Spinach Frittata with Salsa

35th Anniversary Cookbook

Who: Our Redeemer Lutheran Church
Cost: $15 includes shipping
Details: Hard-backed, ring bound with stand
Pages of recipes: 148
Send checks to: Yvonne Richert, ORL Cookbook,
708 Horizon Dr., Marion, IL 62959 or call 618-751-0052.

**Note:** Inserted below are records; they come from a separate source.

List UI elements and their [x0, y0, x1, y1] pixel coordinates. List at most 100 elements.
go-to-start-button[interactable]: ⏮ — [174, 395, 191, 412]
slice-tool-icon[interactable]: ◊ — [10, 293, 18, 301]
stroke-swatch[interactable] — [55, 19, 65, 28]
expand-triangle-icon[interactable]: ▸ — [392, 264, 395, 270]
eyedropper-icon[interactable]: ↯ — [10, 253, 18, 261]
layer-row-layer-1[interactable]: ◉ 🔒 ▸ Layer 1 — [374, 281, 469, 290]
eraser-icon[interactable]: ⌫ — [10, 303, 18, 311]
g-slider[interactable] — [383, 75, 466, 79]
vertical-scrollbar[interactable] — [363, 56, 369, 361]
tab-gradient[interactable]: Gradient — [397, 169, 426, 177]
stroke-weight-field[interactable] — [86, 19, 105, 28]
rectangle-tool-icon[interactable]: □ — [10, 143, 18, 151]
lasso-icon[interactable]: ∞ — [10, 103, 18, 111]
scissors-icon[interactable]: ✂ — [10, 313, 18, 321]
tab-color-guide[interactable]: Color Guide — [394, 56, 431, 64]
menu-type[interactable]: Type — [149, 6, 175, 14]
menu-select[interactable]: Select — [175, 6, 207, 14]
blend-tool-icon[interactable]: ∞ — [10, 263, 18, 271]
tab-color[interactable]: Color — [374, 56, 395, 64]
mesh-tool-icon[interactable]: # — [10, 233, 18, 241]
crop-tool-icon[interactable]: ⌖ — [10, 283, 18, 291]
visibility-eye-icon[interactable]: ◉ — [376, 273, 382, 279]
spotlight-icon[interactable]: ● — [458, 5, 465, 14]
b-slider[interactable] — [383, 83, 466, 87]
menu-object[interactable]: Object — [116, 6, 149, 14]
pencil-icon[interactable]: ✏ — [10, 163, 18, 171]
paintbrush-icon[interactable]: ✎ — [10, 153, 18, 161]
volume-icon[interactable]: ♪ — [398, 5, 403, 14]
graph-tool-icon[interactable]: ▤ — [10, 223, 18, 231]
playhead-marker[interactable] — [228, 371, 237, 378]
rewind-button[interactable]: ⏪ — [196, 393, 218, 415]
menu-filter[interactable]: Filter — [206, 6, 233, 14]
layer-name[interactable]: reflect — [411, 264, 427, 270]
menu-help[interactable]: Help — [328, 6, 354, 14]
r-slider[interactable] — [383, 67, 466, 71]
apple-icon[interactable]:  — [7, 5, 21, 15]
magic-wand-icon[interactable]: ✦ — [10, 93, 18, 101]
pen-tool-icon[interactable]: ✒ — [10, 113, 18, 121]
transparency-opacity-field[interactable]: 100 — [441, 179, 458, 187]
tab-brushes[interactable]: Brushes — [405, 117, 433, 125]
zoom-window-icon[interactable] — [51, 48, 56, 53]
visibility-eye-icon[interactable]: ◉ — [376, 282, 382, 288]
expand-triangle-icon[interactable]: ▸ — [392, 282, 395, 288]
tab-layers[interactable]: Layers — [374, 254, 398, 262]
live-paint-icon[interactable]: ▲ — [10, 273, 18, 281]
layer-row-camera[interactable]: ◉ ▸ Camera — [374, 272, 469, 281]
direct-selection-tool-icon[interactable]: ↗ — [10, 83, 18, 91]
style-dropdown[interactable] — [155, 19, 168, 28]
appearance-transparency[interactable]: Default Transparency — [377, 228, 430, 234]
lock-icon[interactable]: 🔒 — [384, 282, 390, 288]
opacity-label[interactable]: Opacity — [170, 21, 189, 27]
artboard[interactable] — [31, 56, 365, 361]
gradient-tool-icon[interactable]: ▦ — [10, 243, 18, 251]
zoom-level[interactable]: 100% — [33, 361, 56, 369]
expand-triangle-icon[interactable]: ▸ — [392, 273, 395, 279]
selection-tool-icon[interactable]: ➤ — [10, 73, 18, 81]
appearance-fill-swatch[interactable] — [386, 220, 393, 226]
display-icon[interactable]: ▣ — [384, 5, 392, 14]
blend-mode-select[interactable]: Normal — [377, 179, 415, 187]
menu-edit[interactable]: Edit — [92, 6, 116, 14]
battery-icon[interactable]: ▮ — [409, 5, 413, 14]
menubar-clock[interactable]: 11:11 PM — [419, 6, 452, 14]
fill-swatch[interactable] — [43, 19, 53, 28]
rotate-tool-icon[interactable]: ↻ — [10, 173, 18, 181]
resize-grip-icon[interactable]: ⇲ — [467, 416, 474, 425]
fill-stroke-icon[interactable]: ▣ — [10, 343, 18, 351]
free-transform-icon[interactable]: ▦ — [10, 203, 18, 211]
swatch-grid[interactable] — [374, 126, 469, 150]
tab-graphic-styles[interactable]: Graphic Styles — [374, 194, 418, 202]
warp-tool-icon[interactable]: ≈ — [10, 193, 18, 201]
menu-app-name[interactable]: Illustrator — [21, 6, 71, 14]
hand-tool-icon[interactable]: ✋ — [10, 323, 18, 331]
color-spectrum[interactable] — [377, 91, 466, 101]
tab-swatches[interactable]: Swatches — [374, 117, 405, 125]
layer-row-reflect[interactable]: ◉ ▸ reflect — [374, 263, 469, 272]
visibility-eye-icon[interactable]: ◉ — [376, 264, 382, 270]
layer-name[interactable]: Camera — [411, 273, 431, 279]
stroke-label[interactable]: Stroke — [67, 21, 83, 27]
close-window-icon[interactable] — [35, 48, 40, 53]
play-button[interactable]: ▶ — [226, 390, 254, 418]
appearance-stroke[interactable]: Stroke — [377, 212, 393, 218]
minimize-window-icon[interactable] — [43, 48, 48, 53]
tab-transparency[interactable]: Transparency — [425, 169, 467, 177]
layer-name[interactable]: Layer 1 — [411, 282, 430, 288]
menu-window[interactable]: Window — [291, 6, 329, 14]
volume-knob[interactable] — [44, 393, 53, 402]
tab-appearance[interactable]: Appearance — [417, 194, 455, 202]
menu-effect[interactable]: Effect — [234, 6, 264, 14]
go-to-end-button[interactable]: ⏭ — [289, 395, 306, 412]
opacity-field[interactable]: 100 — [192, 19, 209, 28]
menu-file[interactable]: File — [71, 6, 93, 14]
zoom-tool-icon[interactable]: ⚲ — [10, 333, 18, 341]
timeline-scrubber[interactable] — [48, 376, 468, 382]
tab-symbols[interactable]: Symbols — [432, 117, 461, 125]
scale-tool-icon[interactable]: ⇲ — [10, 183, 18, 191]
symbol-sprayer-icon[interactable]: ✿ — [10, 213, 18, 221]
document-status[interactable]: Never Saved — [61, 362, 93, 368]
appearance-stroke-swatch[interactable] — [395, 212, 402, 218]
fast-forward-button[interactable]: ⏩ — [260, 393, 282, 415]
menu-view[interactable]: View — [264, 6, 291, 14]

Spinach Frittata with Salsa

Course Breakfast
Servings 4


  • 2 T. olive oil
  • 1 sm. onion diced
  • 2 cloves garlic diced
  • 2 eggs
  • 1/3 c. sour cream
  • 1 – 10 oz. pkg. frozen chopped spinach thawed and well drained
  • 1 c. Egg Beaters Southwestern-style
  • 1 c. shredded mozzarella cheese
  • Salsa


  • Heat oil in nonstick skillet over medium heat and add onions and garlic; cook until tender and stir in the spinach.
  • Reduce heat to medium low for 3-5 minutes.
  • In large bowl, beat the eggs, Egg Beaters and sour cream until frothy.
  • Pour over spinach and mix well; cook until egg mixture is cooked on bottom and almost set on top. Sprinkle with cheese.
  • Place in oven to broil on low until cheese melts.
  • Remove from oven, cut into wedges and serve with salsa on the side.